Hartlandt la conduisit dans un petit bureau du rez-de-chaussée. La pièce était remplie de caisses et d’ordinateurs.
« Puis-je vous offrir quelque chose ? Un café ? À manger ?
— Oui, oui, oui ! » se serait-elle exclamée avec joie. Mais elle en resta à un sobre « Oui, merci ».
Il disparut. Shannon regarda alentour. Ça avait l’air d’un bureau improvisé. Disques durs et ordinateurs s’empilaient sur un meuble rempli de dossiers, contre le mur. Celui sur le sommet de la pile avait l’air d’être le même que celui de Manzano.
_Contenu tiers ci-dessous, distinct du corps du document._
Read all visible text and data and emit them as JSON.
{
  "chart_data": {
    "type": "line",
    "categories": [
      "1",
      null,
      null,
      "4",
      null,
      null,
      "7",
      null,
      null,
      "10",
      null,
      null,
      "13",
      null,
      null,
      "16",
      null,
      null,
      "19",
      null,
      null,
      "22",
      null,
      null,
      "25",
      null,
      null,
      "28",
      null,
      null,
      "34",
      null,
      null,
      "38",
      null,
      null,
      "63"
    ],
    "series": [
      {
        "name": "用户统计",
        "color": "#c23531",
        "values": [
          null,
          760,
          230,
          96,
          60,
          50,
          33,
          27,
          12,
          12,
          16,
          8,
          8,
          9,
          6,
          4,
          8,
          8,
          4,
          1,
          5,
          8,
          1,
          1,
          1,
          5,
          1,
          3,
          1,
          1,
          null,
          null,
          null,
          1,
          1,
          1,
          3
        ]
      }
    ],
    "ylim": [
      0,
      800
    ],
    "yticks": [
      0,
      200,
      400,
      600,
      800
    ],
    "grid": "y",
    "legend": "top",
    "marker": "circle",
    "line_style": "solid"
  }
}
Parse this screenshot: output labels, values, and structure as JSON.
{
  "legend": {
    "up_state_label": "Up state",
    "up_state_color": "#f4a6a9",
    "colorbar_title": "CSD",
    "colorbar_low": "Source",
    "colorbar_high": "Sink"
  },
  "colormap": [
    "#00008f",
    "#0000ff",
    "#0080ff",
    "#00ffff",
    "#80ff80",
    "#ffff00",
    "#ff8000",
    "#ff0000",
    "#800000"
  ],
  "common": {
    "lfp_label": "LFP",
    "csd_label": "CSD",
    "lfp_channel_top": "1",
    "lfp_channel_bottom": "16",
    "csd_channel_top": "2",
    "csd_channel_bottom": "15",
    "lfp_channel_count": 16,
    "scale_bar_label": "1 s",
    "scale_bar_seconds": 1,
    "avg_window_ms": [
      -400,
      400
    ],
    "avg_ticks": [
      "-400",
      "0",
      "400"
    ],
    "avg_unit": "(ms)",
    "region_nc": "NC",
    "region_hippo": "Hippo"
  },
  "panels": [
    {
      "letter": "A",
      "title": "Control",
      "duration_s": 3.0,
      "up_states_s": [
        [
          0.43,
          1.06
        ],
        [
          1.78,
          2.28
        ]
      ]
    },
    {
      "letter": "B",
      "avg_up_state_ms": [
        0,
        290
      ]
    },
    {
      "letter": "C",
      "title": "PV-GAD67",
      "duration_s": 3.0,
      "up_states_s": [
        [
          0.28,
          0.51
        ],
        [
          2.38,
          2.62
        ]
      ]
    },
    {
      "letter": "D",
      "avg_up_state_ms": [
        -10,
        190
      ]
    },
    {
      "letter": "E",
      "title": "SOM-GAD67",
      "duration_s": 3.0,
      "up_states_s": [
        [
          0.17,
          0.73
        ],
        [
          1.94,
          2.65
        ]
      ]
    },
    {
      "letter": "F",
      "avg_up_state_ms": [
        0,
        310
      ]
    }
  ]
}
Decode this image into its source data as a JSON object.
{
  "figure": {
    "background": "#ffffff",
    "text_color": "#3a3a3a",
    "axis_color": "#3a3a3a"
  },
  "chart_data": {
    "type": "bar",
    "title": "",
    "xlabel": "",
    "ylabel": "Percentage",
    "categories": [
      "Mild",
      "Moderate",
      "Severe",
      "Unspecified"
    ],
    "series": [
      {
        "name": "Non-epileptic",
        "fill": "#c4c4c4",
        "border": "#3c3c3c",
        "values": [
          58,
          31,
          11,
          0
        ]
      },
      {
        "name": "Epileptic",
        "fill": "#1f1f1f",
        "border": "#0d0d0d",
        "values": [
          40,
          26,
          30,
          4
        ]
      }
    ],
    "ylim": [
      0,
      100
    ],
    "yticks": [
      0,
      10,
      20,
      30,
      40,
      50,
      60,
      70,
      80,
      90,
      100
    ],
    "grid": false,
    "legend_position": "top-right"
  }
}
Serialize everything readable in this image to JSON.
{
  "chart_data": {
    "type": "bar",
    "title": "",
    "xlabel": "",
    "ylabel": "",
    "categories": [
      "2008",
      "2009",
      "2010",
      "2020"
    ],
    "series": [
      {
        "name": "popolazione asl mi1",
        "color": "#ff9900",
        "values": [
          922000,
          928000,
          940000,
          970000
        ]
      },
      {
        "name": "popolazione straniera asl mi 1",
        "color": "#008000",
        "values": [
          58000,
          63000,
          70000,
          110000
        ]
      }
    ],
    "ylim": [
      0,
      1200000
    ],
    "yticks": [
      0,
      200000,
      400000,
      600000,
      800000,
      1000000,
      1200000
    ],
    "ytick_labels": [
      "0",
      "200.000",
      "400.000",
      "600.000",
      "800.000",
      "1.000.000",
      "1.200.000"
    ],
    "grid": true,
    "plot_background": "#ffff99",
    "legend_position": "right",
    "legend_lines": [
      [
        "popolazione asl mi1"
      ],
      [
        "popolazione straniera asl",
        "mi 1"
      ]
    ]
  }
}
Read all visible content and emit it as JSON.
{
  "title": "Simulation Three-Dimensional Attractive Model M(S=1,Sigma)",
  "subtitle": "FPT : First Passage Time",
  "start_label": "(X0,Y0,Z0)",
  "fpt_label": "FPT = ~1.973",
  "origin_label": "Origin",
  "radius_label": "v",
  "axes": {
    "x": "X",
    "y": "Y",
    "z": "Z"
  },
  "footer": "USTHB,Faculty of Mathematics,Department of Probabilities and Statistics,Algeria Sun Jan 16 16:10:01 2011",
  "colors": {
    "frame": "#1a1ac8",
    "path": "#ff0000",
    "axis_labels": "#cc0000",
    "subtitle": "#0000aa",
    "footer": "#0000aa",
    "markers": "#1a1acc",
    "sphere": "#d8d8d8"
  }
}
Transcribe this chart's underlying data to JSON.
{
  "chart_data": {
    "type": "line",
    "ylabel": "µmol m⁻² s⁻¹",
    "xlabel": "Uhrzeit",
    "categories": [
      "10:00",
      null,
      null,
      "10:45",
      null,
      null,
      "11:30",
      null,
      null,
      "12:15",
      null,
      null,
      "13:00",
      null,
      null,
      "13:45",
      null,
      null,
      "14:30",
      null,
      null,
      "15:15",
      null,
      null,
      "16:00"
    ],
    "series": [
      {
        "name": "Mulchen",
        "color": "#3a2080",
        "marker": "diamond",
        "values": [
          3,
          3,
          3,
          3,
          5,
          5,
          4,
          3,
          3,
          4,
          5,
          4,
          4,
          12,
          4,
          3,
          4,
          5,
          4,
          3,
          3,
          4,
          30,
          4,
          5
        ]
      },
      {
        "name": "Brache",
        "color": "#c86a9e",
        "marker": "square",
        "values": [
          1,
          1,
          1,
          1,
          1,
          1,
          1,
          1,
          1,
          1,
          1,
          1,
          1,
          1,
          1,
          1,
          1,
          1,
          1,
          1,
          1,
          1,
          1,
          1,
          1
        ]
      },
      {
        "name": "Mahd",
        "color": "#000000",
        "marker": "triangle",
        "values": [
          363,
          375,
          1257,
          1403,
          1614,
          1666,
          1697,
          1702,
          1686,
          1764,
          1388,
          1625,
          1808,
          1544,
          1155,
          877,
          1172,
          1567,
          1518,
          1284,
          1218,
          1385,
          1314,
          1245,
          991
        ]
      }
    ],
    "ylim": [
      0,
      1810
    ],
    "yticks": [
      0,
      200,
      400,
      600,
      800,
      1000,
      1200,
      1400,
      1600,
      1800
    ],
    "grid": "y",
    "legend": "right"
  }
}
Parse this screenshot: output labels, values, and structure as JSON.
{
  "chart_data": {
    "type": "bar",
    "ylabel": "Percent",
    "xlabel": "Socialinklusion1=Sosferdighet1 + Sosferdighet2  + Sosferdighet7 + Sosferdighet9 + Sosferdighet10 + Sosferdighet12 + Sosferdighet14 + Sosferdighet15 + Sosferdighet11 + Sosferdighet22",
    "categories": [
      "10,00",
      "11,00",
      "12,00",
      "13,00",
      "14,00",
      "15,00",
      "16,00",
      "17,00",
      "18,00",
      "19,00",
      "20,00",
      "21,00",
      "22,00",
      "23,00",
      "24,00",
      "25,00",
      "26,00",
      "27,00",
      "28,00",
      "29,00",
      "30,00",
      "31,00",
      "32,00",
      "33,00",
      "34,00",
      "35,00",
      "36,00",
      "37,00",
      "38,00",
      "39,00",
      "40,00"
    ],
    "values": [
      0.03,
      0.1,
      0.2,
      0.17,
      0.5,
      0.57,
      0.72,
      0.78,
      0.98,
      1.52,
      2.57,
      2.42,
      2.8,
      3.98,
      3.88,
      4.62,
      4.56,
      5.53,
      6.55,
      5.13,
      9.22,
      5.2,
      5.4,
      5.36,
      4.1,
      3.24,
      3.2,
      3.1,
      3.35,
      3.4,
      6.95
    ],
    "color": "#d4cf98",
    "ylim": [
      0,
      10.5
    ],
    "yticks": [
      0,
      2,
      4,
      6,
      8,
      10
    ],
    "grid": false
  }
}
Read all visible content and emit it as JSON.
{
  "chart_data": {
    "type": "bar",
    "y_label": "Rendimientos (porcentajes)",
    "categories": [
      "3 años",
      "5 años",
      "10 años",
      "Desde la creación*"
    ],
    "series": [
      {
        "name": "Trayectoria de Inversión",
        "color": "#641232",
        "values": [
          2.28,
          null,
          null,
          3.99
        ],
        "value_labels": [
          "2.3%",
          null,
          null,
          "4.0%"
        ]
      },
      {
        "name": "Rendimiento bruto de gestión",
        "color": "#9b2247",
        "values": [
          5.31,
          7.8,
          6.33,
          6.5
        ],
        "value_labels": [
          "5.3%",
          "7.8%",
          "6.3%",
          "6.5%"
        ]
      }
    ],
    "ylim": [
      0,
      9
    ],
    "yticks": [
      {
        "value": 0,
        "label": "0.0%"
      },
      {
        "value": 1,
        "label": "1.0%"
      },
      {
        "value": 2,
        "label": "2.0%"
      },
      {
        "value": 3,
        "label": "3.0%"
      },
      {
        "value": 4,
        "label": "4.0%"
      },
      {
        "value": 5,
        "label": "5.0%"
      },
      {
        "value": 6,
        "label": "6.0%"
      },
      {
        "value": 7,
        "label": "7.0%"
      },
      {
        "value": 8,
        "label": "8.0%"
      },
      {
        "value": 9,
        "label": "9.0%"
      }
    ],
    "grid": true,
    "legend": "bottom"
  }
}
Elle se leva et fit rapidement les quelques pas qui l’en séparaient. Le même étrange autocollant vert que sur celui de l’Italien.
C’était presque trop de chance.
Elle se rassit à sa place, juste avant que Hartlandt ne rentre. Lorsqu’il déposa devant elle un café, une bouteille d’eau et un sandwich, elle dut se faire violence pour ne pas tout engloutir d’une seule bouchée.
« Alors, dit-il en esquissant un sourire. Posez-moi des questions. Puisque vous n’avez pas d’appareil d’enregistrement sur vous, nous pouvons parler librement.
— Peut-être m’autoriseriez-vous à recharger ma caméra dans vos locaux…
— Navré, mais l’énergie est très précieuse. Nous avons besoin de l’électricité pour des choses plus importantes, répondit Hartlandt.
— Et c’est quoi, ces choses, précisément ? »
Shannon planta ses dents dans le sandwich. Elle ne se rappelait pas avoir jamais mangé chose aussi délicieuse. Elle mâchait lentement et avec précaution.
« Ce que vous supposiez, répondit Hartlandt.
— Vous confirmez donc que vous cherchez chez Talaefer des causes possibles à tout ce désordre ? »
Encore une bouchée. Puis une lampée de café au lait. Qu’importe qu’il soit trop sucré. Au contraire, même.
« En ce moment, il en va de même pour chaque fournisseur. Talaefer n’est pas une exception.
— Vous avez déjà trouvé quelque chose ?
— Rien jusqu’à présent. »
Shannon ne posa pas de questions supplémentaires. Au lieu de cela, elle mangeait. C’était à Hartlandt de parler. Elle réfléchissait également à la manière dont elle pourrait discrètement atteindre le portable de Manzano.
« C’est bon ? »
Shannon se contenta d’acquiescer.
« Vous voulez encore quelque chose ?
— Un autre café, ce serait super. »
À peine fut-il dehors qu’elle bondit vers le meuble, saisit le portable de l’Italien et le fourra dans son sac, avec ses autres appareils. Elle ne se rassit pas. Lorsque, quelques minutes plus tard, Hartlandt revint, elle prit le café, le but d’une traite avant de conclure : « J’ai l’impression que vous ne souhaitez pas en dire davantage, n’est-ce pas ? Merci pour votre temps.